First row: ground truth; subsequent rows from top to bottom: images reconstructed using FDK, ART, and the 3-, 6-, and 26-directional gradient operators. Images from left to right show the sagittal, transaxial, and coronal sections of the abdomen. Areas marked by dotted rectangles are enlarged and displayed in Fig 11. Artifacts in the reconstructed images are more obvious than Fig 8. However, as seen in Fig 8, subsequent rows from top to bottom, the lower images in the figure, the smoother they are.

Fig 11. The zoom-in views of the images displayed in Fig 10.

As the same in Figs 8–10, the images reconstructed from the 26-directional gradient operators have the least artifacts and noise.

Fig 12. Reconstruction results of an abdomen image by using EPTV combined with the multi-directional gradient operators when the sampling interval is 5°.
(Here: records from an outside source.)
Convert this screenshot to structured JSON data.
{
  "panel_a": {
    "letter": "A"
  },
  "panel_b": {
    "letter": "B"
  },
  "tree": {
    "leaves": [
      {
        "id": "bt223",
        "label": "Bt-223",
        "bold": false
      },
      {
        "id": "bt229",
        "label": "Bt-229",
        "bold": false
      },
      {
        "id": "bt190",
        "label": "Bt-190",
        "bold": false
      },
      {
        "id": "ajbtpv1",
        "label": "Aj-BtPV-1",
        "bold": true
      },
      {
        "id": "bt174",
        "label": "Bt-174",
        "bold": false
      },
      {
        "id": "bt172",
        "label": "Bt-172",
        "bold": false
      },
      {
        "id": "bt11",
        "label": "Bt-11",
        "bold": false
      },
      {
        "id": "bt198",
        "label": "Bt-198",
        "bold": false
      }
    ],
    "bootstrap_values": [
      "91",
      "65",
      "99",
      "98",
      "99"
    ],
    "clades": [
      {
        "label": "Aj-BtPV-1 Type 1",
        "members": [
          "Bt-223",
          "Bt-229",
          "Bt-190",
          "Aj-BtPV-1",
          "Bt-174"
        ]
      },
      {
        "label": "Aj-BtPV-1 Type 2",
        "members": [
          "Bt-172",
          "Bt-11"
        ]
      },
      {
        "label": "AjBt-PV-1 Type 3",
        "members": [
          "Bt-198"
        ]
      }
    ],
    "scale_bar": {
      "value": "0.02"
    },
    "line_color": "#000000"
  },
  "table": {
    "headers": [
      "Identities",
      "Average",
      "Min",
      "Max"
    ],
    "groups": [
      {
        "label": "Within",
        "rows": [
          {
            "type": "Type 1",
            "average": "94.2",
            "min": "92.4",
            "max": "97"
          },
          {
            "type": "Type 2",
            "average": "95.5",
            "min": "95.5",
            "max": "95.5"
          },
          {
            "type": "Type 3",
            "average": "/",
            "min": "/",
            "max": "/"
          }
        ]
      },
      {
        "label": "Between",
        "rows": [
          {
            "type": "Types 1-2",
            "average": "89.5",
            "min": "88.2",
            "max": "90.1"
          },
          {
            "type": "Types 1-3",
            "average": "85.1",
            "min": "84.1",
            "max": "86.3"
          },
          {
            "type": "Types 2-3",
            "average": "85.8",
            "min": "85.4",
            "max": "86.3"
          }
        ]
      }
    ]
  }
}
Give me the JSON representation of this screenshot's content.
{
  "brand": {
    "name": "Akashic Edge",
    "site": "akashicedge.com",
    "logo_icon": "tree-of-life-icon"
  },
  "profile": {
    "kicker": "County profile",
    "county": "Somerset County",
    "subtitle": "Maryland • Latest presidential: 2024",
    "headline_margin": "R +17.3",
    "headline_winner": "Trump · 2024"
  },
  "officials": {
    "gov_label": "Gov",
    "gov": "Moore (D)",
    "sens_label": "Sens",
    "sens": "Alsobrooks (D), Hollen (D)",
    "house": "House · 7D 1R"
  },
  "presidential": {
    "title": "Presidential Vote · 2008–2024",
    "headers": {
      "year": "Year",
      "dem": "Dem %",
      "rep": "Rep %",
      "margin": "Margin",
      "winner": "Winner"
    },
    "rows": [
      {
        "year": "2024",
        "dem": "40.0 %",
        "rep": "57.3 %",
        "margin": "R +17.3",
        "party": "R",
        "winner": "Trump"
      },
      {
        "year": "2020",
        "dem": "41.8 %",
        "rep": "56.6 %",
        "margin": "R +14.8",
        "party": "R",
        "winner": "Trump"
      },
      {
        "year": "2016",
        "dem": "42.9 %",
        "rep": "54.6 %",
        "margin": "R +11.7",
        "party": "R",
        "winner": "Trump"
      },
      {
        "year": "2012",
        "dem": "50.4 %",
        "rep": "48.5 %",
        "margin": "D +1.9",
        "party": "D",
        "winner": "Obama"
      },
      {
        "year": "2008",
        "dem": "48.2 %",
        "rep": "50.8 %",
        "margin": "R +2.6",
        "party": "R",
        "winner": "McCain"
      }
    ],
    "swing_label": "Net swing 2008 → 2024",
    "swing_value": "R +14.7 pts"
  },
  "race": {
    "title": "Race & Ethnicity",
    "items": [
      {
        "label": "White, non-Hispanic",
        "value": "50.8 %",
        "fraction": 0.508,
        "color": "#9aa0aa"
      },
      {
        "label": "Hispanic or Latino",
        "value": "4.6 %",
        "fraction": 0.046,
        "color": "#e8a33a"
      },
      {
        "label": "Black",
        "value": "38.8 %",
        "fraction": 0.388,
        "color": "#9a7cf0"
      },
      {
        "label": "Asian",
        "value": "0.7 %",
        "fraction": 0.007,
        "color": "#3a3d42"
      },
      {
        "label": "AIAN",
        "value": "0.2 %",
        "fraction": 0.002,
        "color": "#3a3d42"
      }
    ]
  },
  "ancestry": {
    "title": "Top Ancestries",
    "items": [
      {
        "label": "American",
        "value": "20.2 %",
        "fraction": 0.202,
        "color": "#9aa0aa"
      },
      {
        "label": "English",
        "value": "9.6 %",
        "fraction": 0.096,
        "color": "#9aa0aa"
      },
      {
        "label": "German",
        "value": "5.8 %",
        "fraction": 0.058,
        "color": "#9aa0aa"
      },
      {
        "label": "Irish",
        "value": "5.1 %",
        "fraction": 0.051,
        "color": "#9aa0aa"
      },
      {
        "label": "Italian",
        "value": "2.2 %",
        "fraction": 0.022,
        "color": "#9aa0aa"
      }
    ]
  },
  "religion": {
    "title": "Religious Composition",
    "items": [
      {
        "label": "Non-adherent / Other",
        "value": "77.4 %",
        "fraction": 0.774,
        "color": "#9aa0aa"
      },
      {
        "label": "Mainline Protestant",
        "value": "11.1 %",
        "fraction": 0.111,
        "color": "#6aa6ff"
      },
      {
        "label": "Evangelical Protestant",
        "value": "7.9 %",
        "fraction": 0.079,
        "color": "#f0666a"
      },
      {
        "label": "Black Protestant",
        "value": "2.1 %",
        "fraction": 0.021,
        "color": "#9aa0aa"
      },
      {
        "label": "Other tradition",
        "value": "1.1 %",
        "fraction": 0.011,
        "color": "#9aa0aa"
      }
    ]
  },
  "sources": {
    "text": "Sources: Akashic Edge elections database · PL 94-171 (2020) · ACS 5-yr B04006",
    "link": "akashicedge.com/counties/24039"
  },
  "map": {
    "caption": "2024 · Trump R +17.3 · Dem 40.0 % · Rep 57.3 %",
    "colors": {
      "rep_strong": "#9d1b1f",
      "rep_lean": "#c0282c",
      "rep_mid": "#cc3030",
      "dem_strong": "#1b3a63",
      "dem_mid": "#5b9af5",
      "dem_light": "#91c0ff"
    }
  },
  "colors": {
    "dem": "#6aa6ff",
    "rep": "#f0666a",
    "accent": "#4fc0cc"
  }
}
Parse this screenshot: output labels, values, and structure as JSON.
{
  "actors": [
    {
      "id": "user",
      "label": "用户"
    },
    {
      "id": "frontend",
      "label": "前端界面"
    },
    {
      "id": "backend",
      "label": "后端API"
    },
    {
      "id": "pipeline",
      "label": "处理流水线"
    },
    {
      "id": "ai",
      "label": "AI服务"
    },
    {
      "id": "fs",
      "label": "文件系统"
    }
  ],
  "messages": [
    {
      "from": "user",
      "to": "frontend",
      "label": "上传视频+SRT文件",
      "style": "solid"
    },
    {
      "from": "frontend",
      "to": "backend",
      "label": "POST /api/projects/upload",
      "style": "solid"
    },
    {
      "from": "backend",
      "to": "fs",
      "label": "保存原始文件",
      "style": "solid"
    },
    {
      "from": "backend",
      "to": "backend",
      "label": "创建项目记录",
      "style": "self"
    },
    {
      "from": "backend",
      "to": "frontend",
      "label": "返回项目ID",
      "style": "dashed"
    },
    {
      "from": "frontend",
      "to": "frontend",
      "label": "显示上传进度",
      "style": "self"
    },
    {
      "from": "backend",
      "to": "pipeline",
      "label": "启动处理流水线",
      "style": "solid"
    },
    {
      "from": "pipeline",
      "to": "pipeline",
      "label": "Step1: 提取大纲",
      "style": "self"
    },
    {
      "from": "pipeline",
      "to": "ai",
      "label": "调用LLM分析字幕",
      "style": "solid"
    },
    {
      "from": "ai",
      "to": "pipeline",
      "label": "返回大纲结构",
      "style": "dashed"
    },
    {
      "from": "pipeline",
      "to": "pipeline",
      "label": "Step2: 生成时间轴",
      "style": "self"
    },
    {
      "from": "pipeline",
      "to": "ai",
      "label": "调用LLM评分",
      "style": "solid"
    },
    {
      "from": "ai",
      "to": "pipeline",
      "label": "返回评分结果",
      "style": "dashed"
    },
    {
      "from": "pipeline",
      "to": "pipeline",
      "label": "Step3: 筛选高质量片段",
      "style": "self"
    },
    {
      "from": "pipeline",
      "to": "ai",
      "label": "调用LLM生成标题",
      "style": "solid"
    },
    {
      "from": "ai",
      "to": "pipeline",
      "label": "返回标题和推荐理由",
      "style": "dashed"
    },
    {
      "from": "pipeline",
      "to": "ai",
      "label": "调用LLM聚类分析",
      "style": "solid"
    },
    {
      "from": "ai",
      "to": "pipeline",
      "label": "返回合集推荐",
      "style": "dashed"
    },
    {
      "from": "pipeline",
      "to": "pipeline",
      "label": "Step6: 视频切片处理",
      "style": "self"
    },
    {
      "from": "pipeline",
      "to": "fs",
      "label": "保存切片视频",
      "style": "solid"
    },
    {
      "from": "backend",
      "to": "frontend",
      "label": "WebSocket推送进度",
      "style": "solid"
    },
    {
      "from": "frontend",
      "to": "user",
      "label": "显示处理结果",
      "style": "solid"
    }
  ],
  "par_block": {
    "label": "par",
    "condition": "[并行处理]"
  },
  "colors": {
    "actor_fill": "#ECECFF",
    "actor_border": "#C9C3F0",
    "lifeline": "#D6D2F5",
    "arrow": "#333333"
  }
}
First row: ground truth; subsequent rows from top to bottom: images reconstructed using EPTV combined with the 3-, 6-, and 26-directional gradient operators, respectively. Images from left to right show the sagittal, transaxial, and coronal sections of the abdomen. Areas marked by dotted rectangles are enlarged and displayed in Fig 13. Subsequent rows from top to bottom, the lower images in the figure, the smoother they are, and are closer to the original images.

Fig 13. The zoom-in views of the images displayed in Fig 12.

First row: ground truth; subsequent rows from top to bottom: images reconstructed using EPTV combined with the 3-, 6-, and 26-directional gradient operators. Even if combined with EPTV, the more number of directions in gradient operators, the less streak artifacts the reconstructed images have.